Mallota cimbiciformis is a Palearctic hoverfly.

==Description==
For terms see Morphology of Diptera

A large (wing length 11·25-12·5 mm.) greenish-yellow and black fly which is a bumblebee mimic. The face is strongly dusted grey or grey-white, with a shining black median stripe, The antennae are red-brown with segments 1 and 2 sometimes black. The thorax is dull greenish-yellow, with long dense yellow hairs and a clear yellow scutellum. The tergites are black, with grey or mixed grey and black hairs 2, and occasionally 3 and 4, with a more or less obvious pair of reddish side-markings. The wings have a brown anterior cloud across the middle. The legs which have very large curved hind femora are partly black with at least the tibiae and tarsi partly or extensively reddish. Mallota differ from the similar Merodon by the angle of intersection of wing veins M1 and R4+5, acute and close to the wing edge in Mallota a right angle in Merodon
The larva is of the rat-tailed type, that is with a tube-like breathing siphon at the rear end.

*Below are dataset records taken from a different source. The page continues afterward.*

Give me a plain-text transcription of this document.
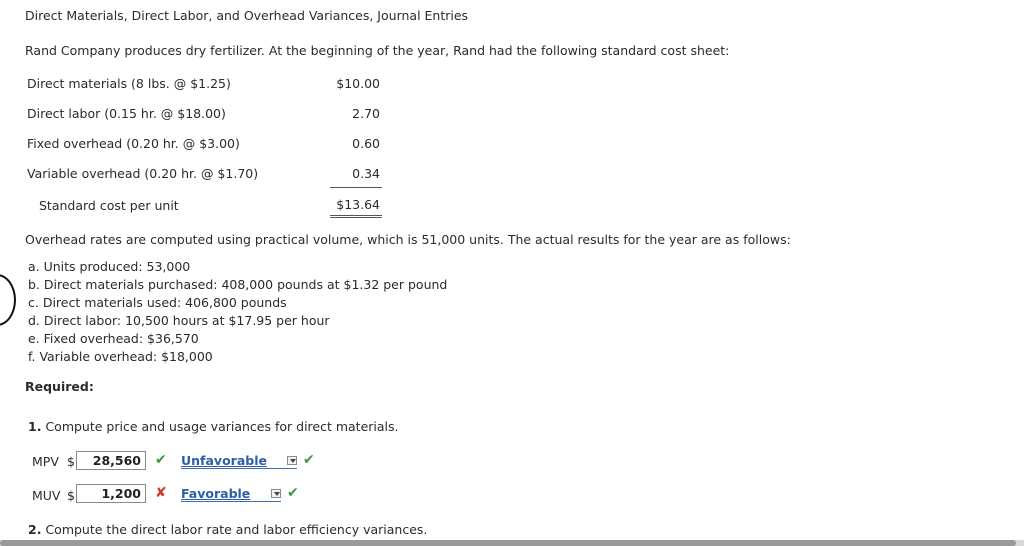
Direct Materials, Direct Labor, and Overhead Variances, Journal Entries
Rand Company produces dry fertilizer. At the beginning of the year, Rand had the following standard cost sheet:
Direct materials (8 lbs. @ $1.25)	$10.00
Direct labor (0.15 hr. @ $18.00)	2.70
Fixed overhead (0.20 hr. @ $3.00)	0.60
Variable overhead (0.20 hr. @ $1.70)	0.34
Standard cost per unit	$13.64
Overhead rates are computed using practical volume, which is 51,000 units. The actual results for the year are as follows:
a. Units produced: 53,000
b. Direct materials purchased: 408,000 pounds at $1.32 per pound
c. Direct materials used: 406,800 pounds
d. Direct labor: 10,500 hours at $17.95 per hour
e. Fixed overhead: $36,570
f. Variable overhead: $18,000
Required:
1. Compute price and usage variances for direct materials.
MPV $	28,560	✔ Unfavorable	✔
MUV $	1,200	✘ Favorable	✔
2. Compute the direct labor rate and labor efficiency variances.
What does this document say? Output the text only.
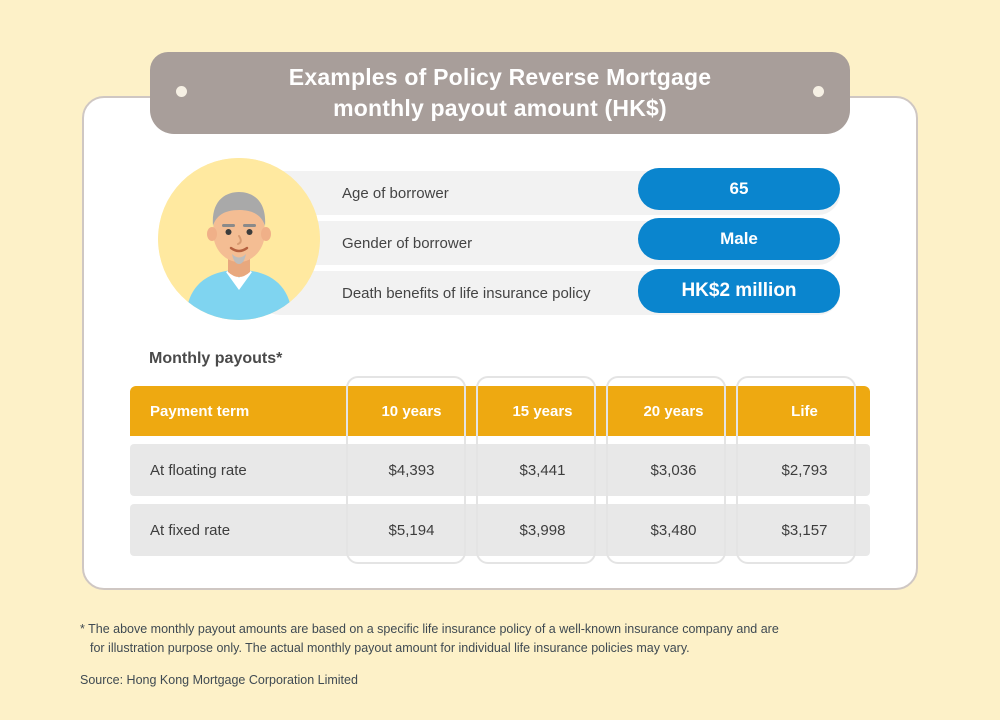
Examples of Policy Reverse Mortgage
monthly payout amount (HK$)
Age of borrower	65
Gender of borrower	Male
Death benefits of life insurance policy	HK$2 million
Monthly payouts*
Payment term	10 years	15 years	20 years	Life
At floating rate	$4,393	$3,441	$3,036	$2,793
At fixed rate	$5,194	$3,998	$3,480	$3,157
* The above monthly payout amounts are based on a specific life insurance policy of a well-known insurance company and are
for illustration purpose only. The actual monthly payout amount for individual life insurance policies may vary.
Source: Hong Kong Mortgage Corporation Limited
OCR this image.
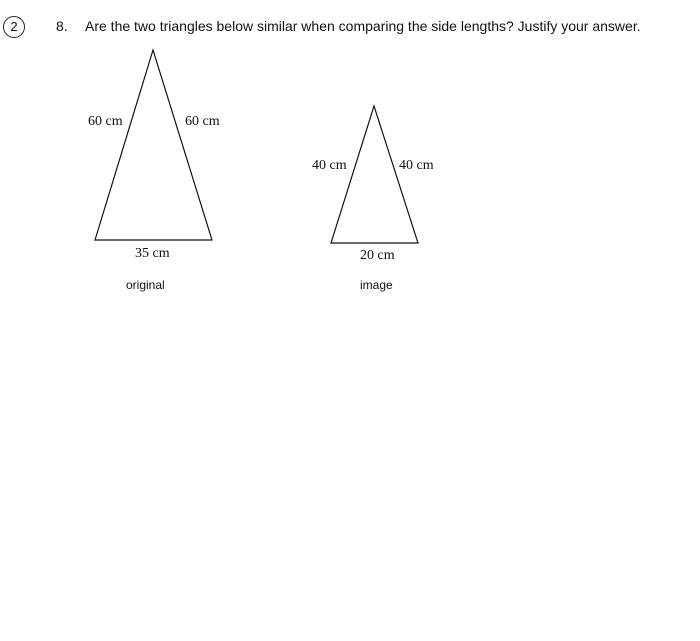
2	8. Are the two triangles below similar when comparing the side lengths? Justify your answer.
60 cm	60 cm
35 cm
original
40 cm	40 cm
20 cm
image
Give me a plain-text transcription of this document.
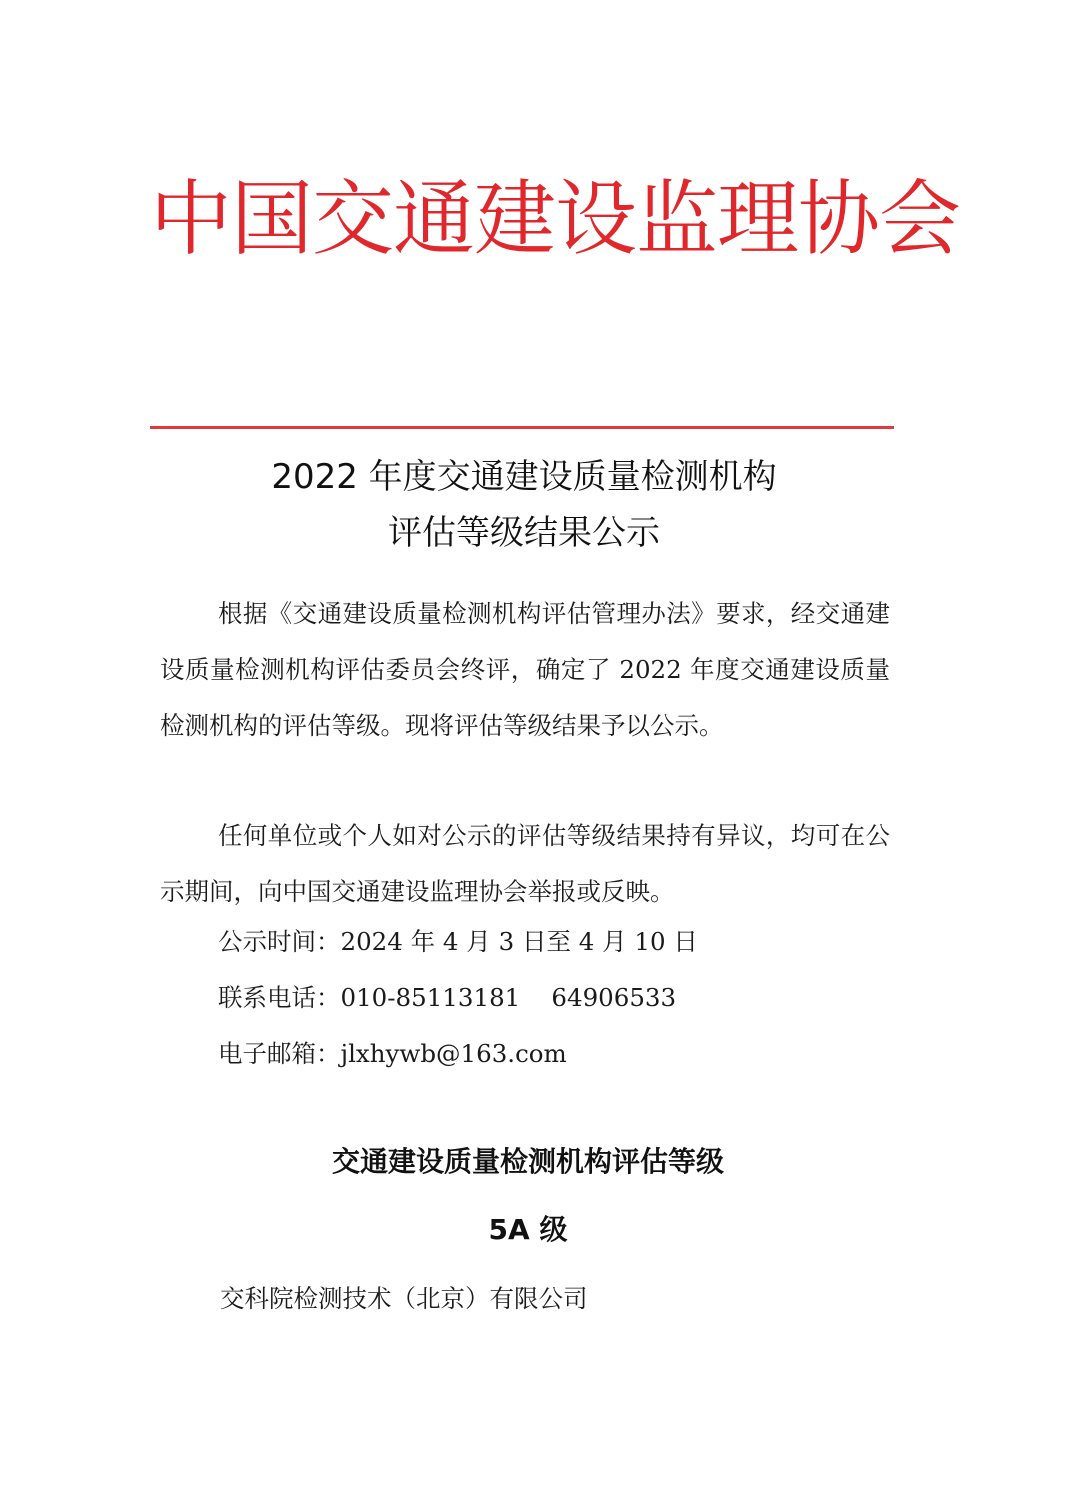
中国交通建设监理协会
2022 年度交通建设质量检测机构
评估等级结果公示
根据《交通建设质量检测机构评估管理办法》要求，经交通建设质量检测机构评估委员会终评，确定了 2022 年度交通建设质量检测机构的评估等级。现将评估等级结果予以公示。
任何单位或个人如对公示的评估等级结果持有异议，均可在公示期间，向中国交通建设监理协会举报或反映。
公示时间：2024 年 4 月 3 日至 4 月 10 日
联系电话：010-85113181    64906533
电子邮箱：jlxhywb@163.com
交通建设质量检测机构评估等级
5A 级
交科院检测技术（北京）有限公司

The larva is described and figured by Rotheray (1994). External images

==Distribution==
Fennoscandia south to the Pyrenees and central Spain and North Africa. Britain east through most of Europe to central Siberia; northern Iran

==Habitat==
The habitat is Fagus sylvatica and Quercus robur forest with mature and senescent trees, and evergreen oak forest of Quercus suber and Quercus ilex.

==Biology==
Adults are arboreal, but descends to feed in glades and open areas. They have a rapid zigzag flight. Flowers visited include Cistus, Cornus sanguinea, Rosa canina, Rubus, Sambucus ebulus and Sarothamnus scoparius. Both sexes are found near rotholes. The flight period is June to August. The rat-tailed larvae are saprophagous.